Daisy Love kept her chanting to herself, as per usual, even as the new equations fell like complex rain. She didn’t want to question what had happened, not yet, just to go with it, while she could. OK, work on this; let’s say the professor isn’t just mad, let’s say he really believes in this nonsense. All we need do is reverse the ratio: 78 per cent of players had to play to win for one of them to claim first prize. But the professor’s question stated that only 75 per cent of the punters had been playing to win.
Which means that nobody at all should have won. Surely the professor was wrong.
The professor could never be wrong.
Daisy opened a new window to type up her answer. This was surely the easiest assignment in the world. ‘The chances of winning first prize in the AnnoDominoes, when only 75 per cent of the punters are playing to win, are zero.’
She printed out a copy and then wired the text file to
[email protected]., and spent the rest of the morning attending a boring lecture about Random Topology, during which her mind drifted. She already knew most of the knotted stuff anyway, instinctively, and deep inside she couldn’t stop thinking about the paper she had just delivered. She was nervous, elated, thrilled, and rather too anxious that no other student should find the correct answer.
Daisy knew that Max Hackle would take the assignments home with him that evening, that it would take him at least until Wednesday to mark them. But Daisy couldn’t wait that long. She had to know if she’d got the answer right.
Lunch, finally. Daisy had brought sandwiches with her, astrocheese, because no way was she touching a Whoomphy after Benny’s had come alive, right in front of her. She ate alone, as usual, working in an exercise book. A few tables across, a crowd of students were gathered around as Joe Crocus and Benny and Dopejack held court. Further away, another crowd gathered around Nigel Zuze’s table. They all need something to believe in. Daisy ignored them. She ignored everybody. Only Max was interesting enough. Oh God, maybe she was falling in love with the old man.
Sure enough, when she checked her pigeon-hole after lunch, there was a note waiting for her.
‘Ms Love. My office, straight away. Skip lectures. Max H.’

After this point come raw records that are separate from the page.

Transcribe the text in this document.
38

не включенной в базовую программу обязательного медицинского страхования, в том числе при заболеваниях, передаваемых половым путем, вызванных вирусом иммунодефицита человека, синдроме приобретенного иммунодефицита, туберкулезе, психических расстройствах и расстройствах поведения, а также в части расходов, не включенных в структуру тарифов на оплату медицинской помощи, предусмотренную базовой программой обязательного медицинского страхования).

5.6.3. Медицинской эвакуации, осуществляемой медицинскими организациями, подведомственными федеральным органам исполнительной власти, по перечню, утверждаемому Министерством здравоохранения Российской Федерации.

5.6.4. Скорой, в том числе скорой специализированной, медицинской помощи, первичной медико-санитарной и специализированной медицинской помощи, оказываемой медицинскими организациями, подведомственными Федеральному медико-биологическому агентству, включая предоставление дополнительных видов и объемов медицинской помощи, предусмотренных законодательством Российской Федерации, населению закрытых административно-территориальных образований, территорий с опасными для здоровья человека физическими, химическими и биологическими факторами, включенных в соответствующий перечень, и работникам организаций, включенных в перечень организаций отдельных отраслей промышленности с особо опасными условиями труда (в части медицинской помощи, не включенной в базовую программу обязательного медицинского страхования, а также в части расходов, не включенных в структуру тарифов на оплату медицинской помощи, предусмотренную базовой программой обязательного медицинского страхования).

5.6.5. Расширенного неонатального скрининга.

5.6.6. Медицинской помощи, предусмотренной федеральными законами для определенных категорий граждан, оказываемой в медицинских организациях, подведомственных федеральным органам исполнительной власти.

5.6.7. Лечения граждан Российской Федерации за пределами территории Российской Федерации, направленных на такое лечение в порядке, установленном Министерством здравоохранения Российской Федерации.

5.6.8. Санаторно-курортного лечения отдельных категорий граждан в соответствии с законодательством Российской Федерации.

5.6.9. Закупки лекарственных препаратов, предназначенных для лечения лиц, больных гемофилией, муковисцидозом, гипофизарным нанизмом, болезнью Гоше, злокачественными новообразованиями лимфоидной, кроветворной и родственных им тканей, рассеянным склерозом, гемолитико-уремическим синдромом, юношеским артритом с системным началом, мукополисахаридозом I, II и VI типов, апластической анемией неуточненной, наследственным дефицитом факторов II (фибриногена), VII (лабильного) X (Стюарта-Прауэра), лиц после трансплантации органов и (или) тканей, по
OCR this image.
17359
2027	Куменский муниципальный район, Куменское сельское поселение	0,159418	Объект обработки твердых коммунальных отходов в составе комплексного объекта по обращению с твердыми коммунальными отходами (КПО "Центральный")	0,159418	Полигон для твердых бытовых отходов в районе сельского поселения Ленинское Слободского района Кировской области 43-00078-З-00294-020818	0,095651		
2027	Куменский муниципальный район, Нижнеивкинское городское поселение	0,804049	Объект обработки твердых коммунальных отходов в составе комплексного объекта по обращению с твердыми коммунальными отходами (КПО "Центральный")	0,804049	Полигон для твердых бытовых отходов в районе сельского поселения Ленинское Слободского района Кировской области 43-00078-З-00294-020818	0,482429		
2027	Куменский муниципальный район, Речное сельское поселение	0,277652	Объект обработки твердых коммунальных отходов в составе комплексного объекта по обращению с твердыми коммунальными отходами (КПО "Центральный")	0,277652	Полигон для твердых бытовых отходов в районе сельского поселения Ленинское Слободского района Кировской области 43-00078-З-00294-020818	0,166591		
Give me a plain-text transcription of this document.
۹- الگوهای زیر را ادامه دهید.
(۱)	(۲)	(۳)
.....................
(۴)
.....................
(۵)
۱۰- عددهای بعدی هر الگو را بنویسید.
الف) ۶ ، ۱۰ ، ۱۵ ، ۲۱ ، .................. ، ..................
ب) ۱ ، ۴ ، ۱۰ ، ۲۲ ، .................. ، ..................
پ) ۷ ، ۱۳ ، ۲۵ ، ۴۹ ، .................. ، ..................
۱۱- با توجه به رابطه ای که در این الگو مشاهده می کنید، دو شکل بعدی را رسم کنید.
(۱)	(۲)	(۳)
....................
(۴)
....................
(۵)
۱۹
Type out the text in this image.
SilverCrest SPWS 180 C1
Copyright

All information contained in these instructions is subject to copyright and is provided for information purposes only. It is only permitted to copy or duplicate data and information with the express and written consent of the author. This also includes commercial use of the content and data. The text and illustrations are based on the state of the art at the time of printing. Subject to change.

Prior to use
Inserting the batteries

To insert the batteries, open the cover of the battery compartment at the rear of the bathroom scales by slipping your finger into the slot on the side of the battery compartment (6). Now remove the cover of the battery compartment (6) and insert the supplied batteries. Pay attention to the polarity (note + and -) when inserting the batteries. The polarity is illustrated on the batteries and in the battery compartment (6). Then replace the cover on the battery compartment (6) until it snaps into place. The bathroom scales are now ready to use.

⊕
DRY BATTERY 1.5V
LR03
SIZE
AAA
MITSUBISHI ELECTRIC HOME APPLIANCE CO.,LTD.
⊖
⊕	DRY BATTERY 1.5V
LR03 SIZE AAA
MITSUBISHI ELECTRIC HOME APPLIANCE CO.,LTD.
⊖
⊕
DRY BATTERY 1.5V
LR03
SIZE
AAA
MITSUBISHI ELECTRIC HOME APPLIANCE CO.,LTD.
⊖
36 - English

It was almost like a love letter.
Play to win
‘Now then, about this paper of yours.’
‘You’ve marked it already, sir?’
‘Well, it’s not difficult to mark, is it? What…two lines long. It’s certainly the shortest answer I’ve ever received. Apart from ‘Please sir, the dog ate my homework’, but that was ages ago. Tell me about your workings, please?’
‘Well, I…’
‘Go on.’
This was the first time Daisy had been inside this office; this large brown office of brown carpets and brown furniture. Max’s hair, still thick and brown, his jacket of brown tweed. All the books, along every brown wall, were lined in brown leather, and the titles were dizzying. ‘I’m waiting, Ms Love.’
‘I…’
‘Yes?’
‘Well I was curious, Professor.’
‘Good. I like that.’
‘About your mention of playing to win?’
‘Oh yes?’
‘Because I’d always thought the dominoes were a random game?’
‘You have decided otherwise?’
‘It was at your urging, sir.’
‘More.’
‘Well, I was curious. So I looked inside the database. I found your paper about choosing the bifurcations in Hackle Mazes. It mentioned a play-to-lose equation. I reversed it out and obtained a play-to-win.’
‘I see.’
‘It was very interesting.’
‘Hm hmm.’
‘Especially the equations about something called nymphomation.’
‘Ah yes.’
‘It was the only paper I could access. Why did you hide all your other works? Wait! I get it. This week’s assignment could only be answered with access to your papers on nymphomation and love labyrinths. To make it even harder, you hid all but one of the references. Crafty!’
‘Very good. Except it’s the other way round; my work on nymphomation is always out of bounds. It is dangerous knowledge.’
‘OK, so you let one file loose, just so your students could possibly find it.’
‘Not just any old student, Ms Love.’
‘You chose me! The computer—’
‘I mean that only you received the play-to-win question. The rest of them were given a rather simple task involving Chaotic Economics.’
‘But we could’ve compared notes?’
‘Ah, but you never do. Isn’t that right? Too jealous.’
‘But… but why? Why me?’
Professor Hackle got up slowly from his desk, walked over to the window of his office. When he finally spoke, without even looking at Daisy, his voice was quiet, almost to himself. ‘Look at them all, down there, making their way to lectures, carrying their assignments. Students! Glorious students! The city would be quite dead without the September intake.’ Finally he turned around to look directly into Daisy’s eyes. ‘Youth, Daisy! Young people! How keen they are, how eager to learn!’